Events & Media

The Bren School of Environmental Science & Management
at the University of California, Santa Barbara

Presents

A COMMUNITY COLLOQUIUM

"Faculty Panel on Global Resources"

Panel: Professors Sarah Anderson, Jeff Dozier, Tom Dunne, Bob Wilkinson
Moderator: Professor Matt Potoski

Monday, October 22, 2012
11:30 - 12:30
Bren Hall 1414

"By about 2050, the human population is expected to reach 9 billion. Those billions will be seeking food, water and other resources on a planet where people are already shaping climate and the web of life. Will we overheat or innovate, conserve or despoil, fly over the guardrail or round the curve with some scrapes and life lessons?" Andy Revkin

Come and see our esteemed Bren professors discuss the future of our planet. Bring your interdisciplinary Bren brains to pose brilliant questions and incite controversial conversation." — your hosts, the Bren School Dean's Council and MESM students Briana Seapy, Derek Wiggam, and Chuck Schonder


Sarah Anderson

Jeff Dozier

Tom Dunne

Bob Wilkinson

Matt Potoski

Summary
The discussion topic will be global food security, global water resources, & growing global population, with status updates, priority threats, and what we can do about them.

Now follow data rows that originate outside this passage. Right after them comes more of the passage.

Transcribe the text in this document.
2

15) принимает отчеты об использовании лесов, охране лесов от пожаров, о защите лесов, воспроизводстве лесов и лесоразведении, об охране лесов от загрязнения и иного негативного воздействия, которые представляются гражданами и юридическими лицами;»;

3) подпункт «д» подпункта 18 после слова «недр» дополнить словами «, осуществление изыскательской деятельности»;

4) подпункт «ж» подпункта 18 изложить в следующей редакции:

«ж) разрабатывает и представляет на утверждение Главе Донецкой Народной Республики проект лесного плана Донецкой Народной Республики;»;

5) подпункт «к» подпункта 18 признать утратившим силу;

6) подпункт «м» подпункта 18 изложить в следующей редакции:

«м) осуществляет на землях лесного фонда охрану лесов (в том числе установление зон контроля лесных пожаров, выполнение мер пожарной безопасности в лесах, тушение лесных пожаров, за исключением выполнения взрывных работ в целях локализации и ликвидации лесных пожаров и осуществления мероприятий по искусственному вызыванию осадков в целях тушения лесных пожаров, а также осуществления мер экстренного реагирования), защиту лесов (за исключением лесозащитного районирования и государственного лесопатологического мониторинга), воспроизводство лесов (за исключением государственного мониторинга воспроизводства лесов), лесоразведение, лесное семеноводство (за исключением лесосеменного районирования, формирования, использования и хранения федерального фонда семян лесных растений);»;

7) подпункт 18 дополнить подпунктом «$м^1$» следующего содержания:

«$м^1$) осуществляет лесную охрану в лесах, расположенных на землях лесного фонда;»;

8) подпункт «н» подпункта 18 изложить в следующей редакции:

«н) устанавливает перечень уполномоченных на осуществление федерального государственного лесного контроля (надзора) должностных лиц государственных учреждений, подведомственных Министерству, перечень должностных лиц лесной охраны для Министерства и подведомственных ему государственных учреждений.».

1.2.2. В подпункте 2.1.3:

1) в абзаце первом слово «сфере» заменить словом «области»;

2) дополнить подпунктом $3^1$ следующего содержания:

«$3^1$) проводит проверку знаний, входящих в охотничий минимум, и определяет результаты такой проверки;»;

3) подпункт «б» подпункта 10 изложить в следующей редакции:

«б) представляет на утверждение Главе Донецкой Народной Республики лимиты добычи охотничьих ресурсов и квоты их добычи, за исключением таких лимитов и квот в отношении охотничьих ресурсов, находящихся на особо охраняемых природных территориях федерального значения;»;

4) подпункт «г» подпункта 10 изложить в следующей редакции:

Given that environmental policy is fraught with uncertainty, the panelists will be asked to tap their experience and background in describing how they think decisions should be made with respect to the following questions.:

  • Tipping points: do they exist and what should we make of them?
  • Disparities in shouldering the burden of necessary change (e.g. developed vs. developing world: who will change habits, who should change habits, etc.?
  • The capacity of technological innovation to absorb increased demand for resources.
  • What specific policies can we implement in California, the U.S., and globally to prepare for equitable distribution of food and water for the earth’s growing population?
  • How do we create sustainable international agreements that follow environmentally conservative approaches?
  • What are the most promising sustainable geoengineering solutions to limited availability of food and clean potable water?
  • Can or should we do anything to stem the growth of human populations?

NOTE: Community colloquia are generally talks of broad interest geared toward a diverse, sophisticated audience. Their purpose is not only to enhance knowledge and understanding, but also to bring people together and promote interaction that will strengthen the community.